Peer Review Workbench
This Workbench provides access to summarized metadata of the peer reviews for over one million proprietary Elsevier journal manuscripts submitted between 2018 and 2021 (updated annually), enabling systematic analysis of the peer review process across different disciplines, at scale.
The datasets in the Peer Review Workbench are transparently pre-processed to pre-filter and aggregate along dimensions required for each specific project.
All datasets in ICSR Lab are optimized for big data processing and the list of datasets available continues to grow based on feedback and the data needs of proposed projects. Note that ICSR Lab is not optimized for text mining and does not contain the full text of articles. If this is your need, see Text and data mining for more information about using Elsevier’s full text API.
The breadth of Scopus data
In its initial release, the data from Elsevier’s Scopus forms the backbone of ICSR Lab. Containing more than 82+ million items, as well as the corresponding author and institutional profiles, Scopus is a rich, structured data source that covers 40+ languages and contains many enhancements to the data such as calculating the citation counts that publications receive.
You can read more about the history and structure of Scopus and its analytical uses in this peer-reviewed open access article.(opens in new tab/window) While, this whitepaper(opens in new tab/window) describes the rigorous content curation mechanisms to exclude poor-quality and predatory publications from Scopus, making Scopus through ICSR Lab a reliable database for academic publication.
Upload your own datasets for richer, linked data
You are welcome to upload and link your own or third-party datasets in ICSR Lab, so long as you have the appropriate rights to upload the data. This is very useful if you have some pre-curated dataset that you want to filter Scopus to, or are reusing annotations from previous work. Keep in mind that as this is a shared research platform these datasets will also be visible to other users until removed (though your code is of course private).
ICSR Lab is run on the cloud-based ‘Databricks’ platform and is accessible from major web browsers, meaning that you do not need to install any software locally to use ICSR Lab. All the data processing runs in the cloud on powerful Amazon Web Service infrastructure, ensuring quick responses to every query, large or small.

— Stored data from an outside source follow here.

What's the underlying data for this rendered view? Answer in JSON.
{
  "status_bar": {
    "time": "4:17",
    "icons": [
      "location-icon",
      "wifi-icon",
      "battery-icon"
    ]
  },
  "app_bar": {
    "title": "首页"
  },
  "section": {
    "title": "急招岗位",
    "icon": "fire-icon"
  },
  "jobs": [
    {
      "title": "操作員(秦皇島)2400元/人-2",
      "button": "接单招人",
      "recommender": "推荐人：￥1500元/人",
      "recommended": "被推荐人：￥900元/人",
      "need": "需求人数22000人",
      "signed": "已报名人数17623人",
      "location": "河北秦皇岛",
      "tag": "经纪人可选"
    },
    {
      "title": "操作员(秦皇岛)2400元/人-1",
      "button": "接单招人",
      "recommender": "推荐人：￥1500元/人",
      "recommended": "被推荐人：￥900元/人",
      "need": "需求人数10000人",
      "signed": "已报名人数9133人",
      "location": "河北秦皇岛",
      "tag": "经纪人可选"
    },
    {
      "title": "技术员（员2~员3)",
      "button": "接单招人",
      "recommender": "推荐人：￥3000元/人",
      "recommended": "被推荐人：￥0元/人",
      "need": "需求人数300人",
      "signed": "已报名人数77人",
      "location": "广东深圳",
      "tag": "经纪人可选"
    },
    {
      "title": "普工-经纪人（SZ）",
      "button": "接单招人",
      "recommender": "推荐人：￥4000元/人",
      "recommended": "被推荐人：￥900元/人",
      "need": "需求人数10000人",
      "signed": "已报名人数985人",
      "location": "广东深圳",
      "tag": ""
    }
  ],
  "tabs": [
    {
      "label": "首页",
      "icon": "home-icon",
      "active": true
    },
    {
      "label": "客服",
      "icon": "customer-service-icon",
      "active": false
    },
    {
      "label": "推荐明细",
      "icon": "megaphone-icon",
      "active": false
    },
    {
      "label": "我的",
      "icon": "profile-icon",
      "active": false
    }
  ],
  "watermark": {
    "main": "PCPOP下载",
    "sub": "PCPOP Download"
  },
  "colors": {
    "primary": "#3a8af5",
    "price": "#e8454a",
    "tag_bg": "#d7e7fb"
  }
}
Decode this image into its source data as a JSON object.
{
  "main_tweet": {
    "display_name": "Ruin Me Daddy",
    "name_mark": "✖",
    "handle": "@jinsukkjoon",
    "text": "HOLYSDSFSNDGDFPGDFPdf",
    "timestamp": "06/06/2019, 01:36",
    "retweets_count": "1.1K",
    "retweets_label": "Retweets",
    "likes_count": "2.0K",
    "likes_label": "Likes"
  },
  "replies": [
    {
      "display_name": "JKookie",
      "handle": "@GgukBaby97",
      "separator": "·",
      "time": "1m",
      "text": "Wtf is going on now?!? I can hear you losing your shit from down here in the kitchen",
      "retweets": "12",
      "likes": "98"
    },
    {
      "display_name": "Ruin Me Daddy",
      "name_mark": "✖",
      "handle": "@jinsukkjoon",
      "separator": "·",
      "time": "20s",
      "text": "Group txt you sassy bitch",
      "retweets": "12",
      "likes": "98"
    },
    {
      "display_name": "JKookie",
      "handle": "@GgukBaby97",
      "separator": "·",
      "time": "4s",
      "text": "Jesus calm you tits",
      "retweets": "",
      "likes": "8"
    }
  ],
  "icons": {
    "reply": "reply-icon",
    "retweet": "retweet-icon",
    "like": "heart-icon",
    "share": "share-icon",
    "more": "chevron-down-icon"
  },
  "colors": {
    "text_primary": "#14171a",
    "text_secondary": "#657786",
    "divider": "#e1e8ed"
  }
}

To use the Lab, you write queries in ‘notebooks’ which enable you to interactively run and re-run code written in one of several programming languages including Python/Pyspark, SQL, R and Scala (we require that each team has at least one member with experience coding in one or more of these technologies, as there is no user interface with which to explore data without coding). You can also use Databrick’s interactive visualizations to explore trends in your data using built-in graphing functions in the user interface.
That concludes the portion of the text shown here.